Réflexions futiles, choses vues et souvenirs inspirés par la ville et ceux que l’on y croise.
À Paris, comme à Toulouse voici quelques mois (voir notre chronique du 7 avril), des habitants se sont mobilisés ces derniers jours contre un projet municipal visant à remplacer d’ici 2019 les 360 kiosques à journaux Art Nouveau, datant d’Haussmann et jugés « obsolètes », par de nouvelles structures. Une pétition lancée sur Internet a rapidement rassemblé plus de 40 000 signatures et la mairie de Paris a alors annoncé sa volonté de préserver un certain nombre de ces kiosques. L’intention affichée par les éradicateurs était de « moderniser » au prix d’une opération chiffrée par ailleurs à 50 millions d’euros. Il faut se méfier de cette injonction à la modernisation, de prime abord imparable (qui serait pour la ringardisation ?), qui sert souvent à remplacer un objet ou un service simple, peu coûteux, efficace et auquel les gens sont attachés par une nouveauté complexe, onéreuse et inefficace. Parmi tant d’autres, on peut citer l’exemple de la suppression des renseignements téléphoniques, le « 12 », au profit de services payants.

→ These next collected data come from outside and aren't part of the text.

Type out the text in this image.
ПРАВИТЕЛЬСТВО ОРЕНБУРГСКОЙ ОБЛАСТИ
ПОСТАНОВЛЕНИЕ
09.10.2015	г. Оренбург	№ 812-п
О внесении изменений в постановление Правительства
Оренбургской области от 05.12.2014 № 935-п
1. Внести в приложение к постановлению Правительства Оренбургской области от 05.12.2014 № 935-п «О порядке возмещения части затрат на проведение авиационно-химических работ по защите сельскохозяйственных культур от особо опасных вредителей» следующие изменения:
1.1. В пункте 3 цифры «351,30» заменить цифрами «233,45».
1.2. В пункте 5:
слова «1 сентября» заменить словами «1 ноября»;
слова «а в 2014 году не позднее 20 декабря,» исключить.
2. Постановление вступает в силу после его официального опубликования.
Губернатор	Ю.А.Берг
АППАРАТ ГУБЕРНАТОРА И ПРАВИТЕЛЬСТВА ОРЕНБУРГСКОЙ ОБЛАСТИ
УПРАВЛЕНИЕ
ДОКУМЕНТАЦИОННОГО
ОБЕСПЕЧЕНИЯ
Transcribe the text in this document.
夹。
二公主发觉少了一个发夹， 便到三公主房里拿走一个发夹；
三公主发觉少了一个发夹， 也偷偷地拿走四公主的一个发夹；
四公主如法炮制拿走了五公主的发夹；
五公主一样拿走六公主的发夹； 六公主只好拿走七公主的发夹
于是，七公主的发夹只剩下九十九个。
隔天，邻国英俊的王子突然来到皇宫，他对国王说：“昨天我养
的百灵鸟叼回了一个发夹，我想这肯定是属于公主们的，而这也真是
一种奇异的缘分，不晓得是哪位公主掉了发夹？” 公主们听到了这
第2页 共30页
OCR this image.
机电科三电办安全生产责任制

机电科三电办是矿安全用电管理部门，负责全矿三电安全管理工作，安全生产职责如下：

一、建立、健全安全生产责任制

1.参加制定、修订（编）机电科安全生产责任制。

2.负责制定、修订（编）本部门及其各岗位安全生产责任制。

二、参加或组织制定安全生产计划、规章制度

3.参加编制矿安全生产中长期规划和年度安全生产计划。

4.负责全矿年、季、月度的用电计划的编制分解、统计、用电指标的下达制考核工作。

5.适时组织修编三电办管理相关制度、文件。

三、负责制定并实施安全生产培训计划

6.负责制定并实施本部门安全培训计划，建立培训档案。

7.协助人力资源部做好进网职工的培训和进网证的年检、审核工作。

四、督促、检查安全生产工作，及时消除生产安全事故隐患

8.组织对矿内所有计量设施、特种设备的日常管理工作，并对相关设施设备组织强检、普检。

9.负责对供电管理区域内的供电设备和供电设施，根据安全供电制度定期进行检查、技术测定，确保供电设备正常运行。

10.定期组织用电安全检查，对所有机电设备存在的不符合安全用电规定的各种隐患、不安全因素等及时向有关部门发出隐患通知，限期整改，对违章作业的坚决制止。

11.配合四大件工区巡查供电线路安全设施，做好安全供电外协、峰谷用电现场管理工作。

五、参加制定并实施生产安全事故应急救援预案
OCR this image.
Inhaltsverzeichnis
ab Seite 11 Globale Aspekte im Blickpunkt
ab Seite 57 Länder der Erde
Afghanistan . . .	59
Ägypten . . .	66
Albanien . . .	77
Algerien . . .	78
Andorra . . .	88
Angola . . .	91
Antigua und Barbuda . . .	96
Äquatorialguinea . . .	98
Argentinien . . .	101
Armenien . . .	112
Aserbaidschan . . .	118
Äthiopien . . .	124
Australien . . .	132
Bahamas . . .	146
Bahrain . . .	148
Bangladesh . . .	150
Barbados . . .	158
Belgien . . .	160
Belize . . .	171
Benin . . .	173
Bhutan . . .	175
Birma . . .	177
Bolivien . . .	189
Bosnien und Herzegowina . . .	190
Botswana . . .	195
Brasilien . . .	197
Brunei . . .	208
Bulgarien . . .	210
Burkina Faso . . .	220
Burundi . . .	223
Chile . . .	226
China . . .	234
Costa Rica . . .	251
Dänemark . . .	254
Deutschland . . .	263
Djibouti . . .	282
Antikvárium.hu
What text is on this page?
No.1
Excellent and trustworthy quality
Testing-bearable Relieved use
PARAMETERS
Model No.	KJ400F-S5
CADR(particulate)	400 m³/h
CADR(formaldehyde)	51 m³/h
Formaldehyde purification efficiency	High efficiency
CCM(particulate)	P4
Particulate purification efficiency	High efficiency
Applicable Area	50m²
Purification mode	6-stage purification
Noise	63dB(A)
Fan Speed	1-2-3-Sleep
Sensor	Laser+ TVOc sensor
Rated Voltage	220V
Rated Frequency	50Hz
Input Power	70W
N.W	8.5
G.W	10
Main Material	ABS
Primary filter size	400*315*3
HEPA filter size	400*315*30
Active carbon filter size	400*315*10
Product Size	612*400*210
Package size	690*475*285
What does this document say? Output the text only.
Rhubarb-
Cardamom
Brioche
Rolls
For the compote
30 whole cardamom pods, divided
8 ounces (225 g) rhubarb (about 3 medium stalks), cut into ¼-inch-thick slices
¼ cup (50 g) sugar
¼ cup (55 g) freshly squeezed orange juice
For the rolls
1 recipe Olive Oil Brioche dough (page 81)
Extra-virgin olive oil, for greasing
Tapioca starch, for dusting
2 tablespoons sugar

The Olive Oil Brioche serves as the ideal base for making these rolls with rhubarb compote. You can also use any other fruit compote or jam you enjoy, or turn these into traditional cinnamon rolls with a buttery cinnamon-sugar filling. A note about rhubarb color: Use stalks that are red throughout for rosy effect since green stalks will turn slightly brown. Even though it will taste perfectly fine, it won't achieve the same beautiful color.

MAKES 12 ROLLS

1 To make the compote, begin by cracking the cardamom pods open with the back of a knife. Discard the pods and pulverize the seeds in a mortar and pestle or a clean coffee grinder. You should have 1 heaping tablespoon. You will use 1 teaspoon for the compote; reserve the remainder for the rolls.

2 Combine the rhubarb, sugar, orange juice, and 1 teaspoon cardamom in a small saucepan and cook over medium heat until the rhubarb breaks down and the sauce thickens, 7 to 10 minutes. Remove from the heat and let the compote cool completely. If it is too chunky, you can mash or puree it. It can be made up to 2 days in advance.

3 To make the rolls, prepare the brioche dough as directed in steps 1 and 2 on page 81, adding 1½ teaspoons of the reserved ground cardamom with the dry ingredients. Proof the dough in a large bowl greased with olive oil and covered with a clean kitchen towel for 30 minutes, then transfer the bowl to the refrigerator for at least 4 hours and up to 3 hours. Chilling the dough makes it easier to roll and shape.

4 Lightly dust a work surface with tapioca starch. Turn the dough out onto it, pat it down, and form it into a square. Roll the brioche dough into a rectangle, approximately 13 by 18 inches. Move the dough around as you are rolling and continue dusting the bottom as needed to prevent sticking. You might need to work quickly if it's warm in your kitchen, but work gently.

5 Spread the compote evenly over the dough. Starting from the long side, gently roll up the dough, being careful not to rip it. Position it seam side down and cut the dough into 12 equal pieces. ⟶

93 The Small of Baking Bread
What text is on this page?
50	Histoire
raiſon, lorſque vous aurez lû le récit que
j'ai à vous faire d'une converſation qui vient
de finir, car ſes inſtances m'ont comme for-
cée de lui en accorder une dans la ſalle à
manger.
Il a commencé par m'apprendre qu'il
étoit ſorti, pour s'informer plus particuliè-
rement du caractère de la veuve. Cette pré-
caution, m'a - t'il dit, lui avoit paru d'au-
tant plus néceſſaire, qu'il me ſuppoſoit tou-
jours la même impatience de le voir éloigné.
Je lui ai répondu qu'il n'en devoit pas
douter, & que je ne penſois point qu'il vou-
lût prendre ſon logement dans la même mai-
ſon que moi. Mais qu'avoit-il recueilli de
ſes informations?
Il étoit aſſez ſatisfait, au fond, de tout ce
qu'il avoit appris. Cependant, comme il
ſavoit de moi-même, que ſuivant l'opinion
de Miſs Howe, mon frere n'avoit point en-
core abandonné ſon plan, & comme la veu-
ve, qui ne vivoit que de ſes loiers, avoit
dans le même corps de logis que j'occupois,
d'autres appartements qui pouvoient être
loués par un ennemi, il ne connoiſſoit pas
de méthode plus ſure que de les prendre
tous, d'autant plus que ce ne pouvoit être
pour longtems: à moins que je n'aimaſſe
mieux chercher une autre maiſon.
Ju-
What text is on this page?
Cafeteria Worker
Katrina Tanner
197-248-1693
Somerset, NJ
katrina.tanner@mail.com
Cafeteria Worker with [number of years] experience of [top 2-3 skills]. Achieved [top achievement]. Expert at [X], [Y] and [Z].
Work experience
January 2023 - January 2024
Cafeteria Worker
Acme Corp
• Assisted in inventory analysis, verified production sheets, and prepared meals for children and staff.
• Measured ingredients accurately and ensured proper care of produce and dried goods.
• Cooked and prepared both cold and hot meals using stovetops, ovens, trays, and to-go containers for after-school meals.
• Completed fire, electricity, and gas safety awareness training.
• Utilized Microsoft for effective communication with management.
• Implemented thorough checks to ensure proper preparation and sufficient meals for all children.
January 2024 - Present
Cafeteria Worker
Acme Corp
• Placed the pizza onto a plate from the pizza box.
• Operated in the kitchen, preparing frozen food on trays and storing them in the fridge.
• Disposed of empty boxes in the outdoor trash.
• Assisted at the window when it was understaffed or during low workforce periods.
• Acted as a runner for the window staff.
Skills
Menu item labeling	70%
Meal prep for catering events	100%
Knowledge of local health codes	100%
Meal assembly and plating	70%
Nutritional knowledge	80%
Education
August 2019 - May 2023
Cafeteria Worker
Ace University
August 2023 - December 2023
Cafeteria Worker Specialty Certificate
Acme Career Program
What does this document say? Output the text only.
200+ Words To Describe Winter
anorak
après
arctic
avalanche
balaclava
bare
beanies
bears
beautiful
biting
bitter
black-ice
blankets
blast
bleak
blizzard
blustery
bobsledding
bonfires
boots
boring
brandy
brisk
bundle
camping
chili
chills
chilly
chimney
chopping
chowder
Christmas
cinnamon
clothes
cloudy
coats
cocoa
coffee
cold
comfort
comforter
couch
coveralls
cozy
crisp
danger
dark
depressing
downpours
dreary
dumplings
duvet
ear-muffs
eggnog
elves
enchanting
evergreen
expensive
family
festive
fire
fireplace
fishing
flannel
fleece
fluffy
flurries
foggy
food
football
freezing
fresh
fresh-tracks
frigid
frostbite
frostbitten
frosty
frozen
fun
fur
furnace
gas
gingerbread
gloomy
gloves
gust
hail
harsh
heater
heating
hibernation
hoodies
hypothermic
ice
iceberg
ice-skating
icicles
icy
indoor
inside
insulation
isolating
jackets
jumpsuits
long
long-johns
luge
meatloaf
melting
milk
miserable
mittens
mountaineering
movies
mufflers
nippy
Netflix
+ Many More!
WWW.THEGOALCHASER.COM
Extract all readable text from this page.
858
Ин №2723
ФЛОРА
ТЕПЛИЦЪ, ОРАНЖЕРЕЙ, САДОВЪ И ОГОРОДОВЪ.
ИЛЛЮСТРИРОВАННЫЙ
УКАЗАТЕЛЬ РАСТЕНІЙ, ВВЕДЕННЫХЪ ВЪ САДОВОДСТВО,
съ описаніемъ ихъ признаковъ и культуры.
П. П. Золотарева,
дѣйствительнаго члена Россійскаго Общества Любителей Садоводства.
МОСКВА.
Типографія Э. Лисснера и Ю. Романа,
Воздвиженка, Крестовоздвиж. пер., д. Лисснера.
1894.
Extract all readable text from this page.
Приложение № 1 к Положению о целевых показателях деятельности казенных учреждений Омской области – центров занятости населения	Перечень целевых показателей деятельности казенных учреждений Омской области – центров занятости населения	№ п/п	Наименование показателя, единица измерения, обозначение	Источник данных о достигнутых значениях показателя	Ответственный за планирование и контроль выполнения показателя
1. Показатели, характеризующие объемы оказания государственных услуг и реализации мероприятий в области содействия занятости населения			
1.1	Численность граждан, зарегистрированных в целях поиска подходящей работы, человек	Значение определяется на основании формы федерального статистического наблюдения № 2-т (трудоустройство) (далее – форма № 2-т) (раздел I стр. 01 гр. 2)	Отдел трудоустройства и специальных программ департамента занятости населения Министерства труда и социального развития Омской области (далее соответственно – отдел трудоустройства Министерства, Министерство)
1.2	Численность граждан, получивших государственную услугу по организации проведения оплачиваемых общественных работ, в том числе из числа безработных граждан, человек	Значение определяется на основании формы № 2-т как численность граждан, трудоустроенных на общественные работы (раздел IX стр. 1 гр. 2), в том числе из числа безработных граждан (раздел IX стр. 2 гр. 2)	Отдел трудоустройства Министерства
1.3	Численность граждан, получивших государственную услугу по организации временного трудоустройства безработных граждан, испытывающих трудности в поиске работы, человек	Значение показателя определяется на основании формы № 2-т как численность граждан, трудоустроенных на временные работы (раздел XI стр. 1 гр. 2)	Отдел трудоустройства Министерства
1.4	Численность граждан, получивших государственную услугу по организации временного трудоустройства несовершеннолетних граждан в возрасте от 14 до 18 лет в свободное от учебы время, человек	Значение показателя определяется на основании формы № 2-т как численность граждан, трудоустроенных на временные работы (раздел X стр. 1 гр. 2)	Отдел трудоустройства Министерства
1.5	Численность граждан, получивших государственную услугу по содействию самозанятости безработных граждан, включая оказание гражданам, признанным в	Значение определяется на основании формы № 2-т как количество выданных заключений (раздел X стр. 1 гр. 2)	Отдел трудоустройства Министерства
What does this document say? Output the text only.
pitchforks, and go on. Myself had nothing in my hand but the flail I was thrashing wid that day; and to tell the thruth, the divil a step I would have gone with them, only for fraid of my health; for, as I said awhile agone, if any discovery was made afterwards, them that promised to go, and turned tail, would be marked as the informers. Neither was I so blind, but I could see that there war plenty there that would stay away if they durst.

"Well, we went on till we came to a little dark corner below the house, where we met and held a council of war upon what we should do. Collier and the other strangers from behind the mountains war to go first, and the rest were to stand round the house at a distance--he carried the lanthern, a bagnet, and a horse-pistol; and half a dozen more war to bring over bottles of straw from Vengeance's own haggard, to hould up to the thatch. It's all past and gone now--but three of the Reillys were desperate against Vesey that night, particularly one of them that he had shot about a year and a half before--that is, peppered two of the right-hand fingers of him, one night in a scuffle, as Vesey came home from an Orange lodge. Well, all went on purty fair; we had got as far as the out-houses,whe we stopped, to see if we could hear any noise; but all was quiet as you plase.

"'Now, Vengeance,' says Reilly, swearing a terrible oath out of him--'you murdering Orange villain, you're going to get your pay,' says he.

À Toulouse, je regrette la disparition du Palais des Sports, ou plus exactement l’époque où il accueillait des concerts. Lui aussi fut jugé obsolète et remplacé dans le domaine des représentations musicales par un rutilant Zénith, avant qu’il ne soit rasé et reconstruit après la catastrophe d’AZF, mais dès lors cantonné à des rencontres sportives. Pour le coup, le Zénith offre incontestablement un confort d’écoute et de vision très largement supérieur à la cuvette d’antan. Pourtant, je suis nostalgique de celle-ci de façon inconsolable, sans doute en partie parce qu’elle accompagna ma jeunesse, mais surtout parce que j’y vis – en gros, du milieu des années 80 au milieu des années 90 – un nombre incalculables de concerts et d’artistes dont les équivalents n’honorent plus de leur présence notre ville et notre Zénith.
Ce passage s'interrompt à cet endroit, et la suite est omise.